Wie wichtig ist der DJ für eine Milonga?
Ein
ähnliches Thema wurde kürzlich in einer Facebook-Gruppe für Tango-DJs besprochen. Die Ausgangsfrage
lautete:
„Mal ne Frage in die
Runde... wie werden DJs bewertet? Sie sind schließlich mit ihrer Musikauswahl
maßgebend am Erfolg oder Misserfolg einer Milonga, Marathon etc. beteiligt.“
Genau
diese Behauptung wollten einige Kommentatoren nicht unterschreiben.

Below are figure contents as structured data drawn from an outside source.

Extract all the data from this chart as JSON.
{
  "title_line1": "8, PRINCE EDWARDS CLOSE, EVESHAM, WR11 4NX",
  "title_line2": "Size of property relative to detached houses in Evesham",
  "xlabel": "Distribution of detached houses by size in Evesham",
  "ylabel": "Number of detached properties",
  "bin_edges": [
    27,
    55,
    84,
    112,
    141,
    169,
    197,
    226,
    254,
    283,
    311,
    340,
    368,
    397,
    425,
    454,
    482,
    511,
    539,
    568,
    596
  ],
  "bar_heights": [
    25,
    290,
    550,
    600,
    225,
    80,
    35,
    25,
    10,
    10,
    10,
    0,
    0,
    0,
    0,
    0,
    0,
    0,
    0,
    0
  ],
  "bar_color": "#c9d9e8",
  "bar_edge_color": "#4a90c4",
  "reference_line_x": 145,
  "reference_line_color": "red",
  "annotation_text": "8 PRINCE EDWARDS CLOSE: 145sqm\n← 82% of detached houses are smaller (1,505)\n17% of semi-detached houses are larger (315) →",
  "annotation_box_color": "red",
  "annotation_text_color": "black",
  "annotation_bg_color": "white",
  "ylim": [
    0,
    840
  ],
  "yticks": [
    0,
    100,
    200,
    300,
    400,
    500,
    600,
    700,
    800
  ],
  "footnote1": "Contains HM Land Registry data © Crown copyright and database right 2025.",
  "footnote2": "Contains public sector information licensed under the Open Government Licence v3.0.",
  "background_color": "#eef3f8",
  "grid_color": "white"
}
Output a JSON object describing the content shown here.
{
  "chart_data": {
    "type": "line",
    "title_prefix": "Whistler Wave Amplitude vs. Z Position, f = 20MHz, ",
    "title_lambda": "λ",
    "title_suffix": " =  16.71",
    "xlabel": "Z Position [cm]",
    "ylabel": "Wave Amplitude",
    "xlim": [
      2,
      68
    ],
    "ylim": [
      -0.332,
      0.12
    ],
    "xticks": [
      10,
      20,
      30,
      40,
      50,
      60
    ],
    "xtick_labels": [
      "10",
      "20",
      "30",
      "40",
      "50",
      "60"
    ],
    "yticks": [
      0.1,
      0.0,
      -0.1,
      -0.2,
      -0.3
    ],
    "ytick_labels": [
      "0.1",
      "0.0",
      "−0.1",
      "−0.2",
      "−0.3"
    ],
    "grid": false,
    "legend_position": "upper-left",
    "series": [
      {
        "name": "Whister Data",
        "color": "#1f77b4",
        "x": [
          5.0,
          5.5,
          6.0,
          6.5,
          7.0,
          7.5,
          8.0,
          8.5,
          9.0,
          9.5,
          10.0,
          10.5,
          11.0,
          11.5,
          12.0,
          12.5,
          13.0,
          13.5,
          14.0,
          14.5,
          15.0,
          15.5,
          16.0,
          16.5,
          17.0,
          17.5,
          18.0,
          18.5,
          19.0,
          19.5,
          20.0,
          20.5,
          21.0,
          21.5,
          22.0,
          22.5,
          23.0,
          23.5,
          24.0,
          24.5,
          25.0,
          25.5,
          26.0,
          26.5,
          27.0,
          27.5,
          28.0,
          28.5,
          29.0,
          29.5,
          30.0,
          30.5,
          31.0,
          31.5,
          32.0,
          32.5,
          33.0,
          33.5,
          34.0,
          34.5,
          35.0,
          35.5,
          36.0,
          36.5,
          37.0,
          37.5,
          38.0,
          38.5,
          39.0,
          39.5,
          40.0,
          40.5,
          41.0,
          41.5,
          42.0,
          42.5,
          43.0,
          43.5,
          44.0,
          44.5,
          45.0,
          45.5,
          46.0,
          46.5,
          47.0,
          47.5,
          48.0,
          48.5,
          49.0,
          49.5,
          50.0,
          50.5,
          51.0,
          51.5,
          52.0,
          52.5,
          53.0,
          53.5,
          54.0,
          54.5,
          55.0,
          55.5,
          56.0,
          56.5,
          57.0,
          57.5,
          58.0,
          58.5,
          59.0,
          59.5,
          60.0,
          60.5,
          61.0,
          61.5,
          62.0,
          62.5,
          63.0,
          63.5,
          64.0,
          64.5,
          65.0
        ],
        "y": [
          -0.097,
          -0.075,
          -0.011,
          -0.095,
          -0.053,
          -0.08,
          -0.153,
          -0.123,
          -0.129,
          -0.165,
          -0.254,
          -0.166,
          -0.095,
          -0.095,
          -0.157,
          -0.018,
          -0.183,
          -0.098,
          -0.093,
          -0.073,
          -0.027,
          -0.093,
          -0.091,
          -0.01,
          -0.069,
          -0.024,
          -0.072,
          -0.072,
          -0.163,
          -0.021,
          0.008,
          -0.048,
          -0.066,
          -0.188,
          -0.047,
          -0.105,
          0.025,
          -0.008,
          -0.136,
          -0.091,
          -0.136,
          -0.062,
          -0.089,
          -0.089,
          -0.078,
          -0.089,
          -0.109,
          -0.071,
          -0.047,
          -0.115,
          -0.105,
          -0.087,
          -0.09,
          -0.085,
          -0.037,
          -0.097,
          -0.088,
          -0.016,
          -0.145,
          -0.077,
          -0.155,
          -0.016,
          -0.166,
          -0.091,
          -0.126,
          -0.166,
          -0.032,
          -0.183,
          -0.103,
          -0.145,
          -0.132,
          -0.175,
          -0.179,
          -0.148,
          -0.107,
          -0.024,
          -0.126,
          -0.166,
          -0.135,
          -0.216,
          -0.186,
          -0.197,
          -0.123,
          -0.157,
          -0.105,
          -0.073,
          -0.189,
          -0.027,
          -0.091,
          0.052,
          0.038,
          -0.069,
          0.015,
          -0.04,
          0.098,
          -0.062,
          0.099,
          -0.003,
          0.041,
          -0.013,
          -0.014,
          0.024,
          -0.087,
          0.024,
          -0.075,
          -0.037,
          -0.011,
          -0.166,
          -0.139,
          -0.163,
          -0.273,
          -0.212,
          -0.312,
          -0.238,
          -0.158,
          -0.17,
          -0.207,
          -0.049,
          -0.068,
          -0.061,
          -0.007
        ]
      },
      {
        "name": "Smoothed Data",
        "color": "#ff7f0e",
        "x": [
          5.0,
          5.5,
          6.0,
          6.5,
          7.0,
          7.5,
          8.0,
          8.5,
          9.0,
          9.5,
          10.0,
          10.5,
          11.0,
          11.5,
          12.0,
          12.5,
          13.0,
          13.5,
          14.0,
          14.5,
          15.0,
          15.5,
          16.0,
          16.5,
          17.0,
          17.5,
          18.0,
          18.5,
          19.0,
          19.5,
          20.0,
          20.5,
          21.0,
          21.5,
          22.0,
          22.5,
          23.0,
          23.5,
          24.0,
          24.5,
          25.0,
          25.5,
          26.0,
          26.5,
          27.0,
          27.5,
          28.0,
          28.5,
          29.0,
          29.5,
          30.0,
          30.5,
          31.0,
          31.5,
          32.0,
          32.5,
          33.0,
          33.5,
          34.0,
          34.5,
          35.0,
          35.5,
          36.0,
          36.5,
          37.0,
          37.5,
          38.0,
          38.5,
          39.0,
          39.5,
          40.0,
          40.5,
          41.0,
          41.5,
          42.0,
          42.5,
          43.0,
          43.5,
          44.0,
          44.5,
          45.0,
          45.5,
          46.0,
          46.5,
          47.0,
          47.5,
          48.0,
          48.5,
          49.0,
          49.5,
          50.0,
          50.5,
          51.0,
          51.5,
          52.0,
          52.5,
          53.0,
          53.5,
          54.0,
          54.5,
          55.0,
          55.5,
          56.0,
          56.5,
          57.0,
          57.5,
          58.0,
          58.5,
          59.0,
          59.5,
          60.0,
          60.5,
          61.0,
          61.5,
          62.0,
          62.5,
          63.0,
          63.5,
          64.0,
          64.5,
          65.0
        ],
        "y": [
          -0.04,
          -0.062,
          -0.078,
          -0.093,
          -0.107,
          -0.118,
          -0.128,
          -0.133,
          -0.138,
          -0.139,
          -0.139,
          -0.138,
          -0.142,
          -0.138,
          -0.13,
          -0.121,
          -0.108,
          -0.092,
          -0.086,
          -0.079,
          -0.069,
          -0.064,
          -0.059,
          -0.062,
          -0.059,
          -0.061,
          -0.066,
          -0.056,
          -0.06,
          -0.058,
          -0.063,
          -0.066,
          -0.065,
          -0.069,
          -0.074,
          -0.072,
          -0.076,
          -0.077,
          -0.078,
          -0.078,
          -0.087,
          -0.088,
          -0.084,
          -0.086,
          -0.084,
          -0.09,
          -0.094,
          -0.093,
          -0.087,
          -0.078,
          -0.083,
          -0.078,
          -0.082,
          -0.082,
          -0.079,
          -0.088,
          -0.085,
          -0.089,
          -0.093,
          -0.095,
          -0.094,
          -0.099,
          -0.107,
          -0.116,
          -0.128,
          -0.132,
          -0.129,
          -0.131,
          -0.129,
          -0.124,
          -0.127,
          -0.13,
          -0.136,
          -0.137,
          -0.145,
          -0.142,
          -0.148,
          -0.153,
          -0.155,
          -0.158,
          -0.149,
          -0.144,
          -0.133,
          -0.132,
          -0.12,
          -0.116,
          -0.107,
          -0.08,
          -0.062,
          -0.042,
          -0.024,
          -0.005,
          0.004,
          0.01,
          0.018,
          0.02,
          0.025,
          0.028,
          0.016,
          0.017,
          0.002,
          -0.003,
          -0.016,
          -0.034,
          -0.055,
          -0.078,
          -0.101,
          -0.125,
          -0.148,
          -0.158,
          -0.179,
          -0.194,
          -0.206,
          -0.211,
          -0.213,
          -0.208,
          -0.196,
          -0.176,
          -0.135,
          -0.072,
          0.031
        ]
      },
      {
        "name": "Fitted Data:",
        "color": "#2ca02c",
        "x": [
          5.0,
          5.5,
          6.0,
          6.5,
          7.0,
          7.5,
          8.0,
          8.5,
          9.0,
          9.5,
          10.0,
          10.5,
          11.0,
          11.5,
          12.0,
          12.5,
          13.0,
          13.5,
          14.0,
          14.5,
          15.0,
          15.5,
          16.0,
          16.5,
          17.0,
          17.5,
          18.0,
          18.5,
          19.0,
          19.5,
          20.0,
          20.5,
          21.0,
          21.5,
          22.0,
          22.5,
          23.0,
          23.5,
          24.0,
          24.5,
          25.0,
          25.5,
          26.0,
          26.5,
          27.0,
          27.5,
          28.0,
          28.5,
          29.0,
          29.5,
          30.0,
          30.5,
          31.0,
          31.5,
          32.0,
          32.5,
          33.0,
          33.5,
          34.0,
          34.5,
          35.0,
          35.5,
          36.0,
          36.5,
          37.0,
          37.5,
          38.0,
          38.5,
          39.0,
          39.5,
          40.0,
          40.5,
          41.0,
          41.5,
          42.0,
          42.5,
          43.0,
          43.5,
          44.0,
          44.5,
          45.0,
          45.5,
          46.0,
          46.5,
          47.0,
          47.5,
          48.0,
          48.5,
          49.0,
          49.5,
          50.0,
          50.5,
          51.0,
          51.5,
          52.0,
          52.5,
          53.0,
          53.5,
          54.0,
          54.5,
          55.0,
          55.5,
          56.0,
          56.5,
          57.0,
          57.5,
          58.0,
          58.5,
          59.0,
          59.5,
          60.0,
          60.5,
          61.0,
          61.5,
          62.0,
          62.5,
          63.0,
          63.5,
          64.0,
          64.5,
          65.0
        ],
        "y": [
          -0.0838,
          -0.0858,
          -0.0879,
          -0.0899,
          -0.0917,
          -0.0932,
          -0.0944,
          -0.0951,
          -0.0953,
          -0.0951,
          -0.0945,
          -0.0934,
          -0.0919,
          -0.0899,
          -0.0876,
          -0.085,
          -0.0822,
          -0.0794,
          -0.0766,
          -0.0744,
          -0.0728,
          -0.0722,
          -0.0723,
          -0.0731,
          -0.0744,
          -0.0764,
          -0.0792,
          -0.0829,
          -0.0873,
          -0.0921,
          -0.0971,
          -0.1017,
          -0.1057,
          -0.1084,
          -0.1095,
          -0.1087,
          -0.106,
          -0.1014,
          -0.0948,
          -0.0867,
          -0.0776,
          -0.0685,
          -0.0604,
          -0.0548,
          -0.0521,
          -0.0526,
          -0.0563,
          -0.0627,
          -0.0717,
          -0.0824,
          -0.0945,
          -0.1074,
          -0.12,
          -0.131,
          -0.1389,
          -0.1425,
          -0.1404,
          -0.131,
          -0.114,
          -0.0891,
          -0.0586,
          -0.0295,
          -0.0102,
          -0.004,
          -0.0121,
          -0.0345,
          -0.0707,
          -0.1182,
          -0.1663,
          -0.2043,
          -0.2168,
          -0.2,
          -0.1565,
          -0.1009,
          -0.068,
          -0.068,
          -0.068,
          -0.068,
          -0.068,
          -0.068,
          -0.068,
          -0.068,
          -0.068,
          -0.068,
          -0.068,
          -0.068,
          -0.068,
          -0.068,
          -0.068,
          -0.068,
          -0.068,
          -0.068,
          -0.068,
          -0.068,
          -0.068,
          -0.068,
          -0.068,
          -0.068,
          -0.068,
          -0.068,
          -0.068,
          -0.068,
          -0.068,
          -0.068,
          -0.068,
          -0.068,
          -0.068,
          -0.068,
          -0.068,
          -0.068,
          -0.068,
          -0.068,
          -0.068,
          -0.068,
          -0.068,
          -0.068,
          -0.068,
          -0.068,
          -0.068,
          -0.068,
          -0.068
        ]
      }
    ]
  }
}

Eine DJane und Veranstalterin meint:
„Was mir in letzter
Zeit aber auffiel, ist, dass der DJ gefühlt nach der Location und den bekannten
Lieblings-Tanguer@s kam. Ich war jetzt auf mehreren Veranstaltungen mit für
mich grausamer Musikzusammenstellung, aber den Leuten hat dies in Mehrheit
nichts ausgemacht. (…)
Die Stücke in der
Tanda hatten keinen erkennbaren Zusammenhang, weder von der Energie, vielleicht
irgendeine Kurve oder Gleichmäßigkeit der Tempi, manchmal noch nicht mal drei
Stücke derselben Taktart. Kein erkennbarer roter Faden über den Abend und kein
Spannungsanstieg oder sonstiges erkennbar. Einfach alles völlig in Unordnung.“
Ein Kollege schreibt:
„Die DJs werden oft zur
Symbolfigur eines Tango-Abends, da wir anscheinend die Tendenz haben, die
komplexen Dynamiken einer Milonga zu großen Teilen einer Person zuzuschreiben.“
Noch deutlicher
wird ein anderer Aufleger:
„Meine Beobachtung:
Wenn's mit den Wunschpartnern nicht geklappt hat, ist der DJ schuld. Oder der
Boden. Oder die fehlenden Codigos. Alles, nur nicht die fehlende Einsicht in
die eigenen Kenntnisse / Unkenntnisse.“
Andere Faktoren, so
die mehrheitliche Ansicht, seien viel wichtiger:
„Wenn ich wählen
dürfte zwischen guten Tangueras und Tangueros oder einem guten DJ, würde ich
die Tänzer wählen. Die können aus Sch... Gold machen und mich trotzdem
glücklich nach Hause gehen lassen.“
Und ganz vorsichtig kommt ein schrecklicher Verdacht auf:
„Und ich glaube, dass
viele mittlerweile auch gerne gemischte Milongas bevorzugen und es vielleicht
auch welche gibt, die eine gute Musikauswahl von einer schlechten noch nicht
unterscheiden können.“
Ich möchte meine
Ansicht viel deutlicher formulieren:
Im Regelfall spielt
die wirkliche Leistung eines DJ für den Erfolg einer Milonga kaum eine Rolle.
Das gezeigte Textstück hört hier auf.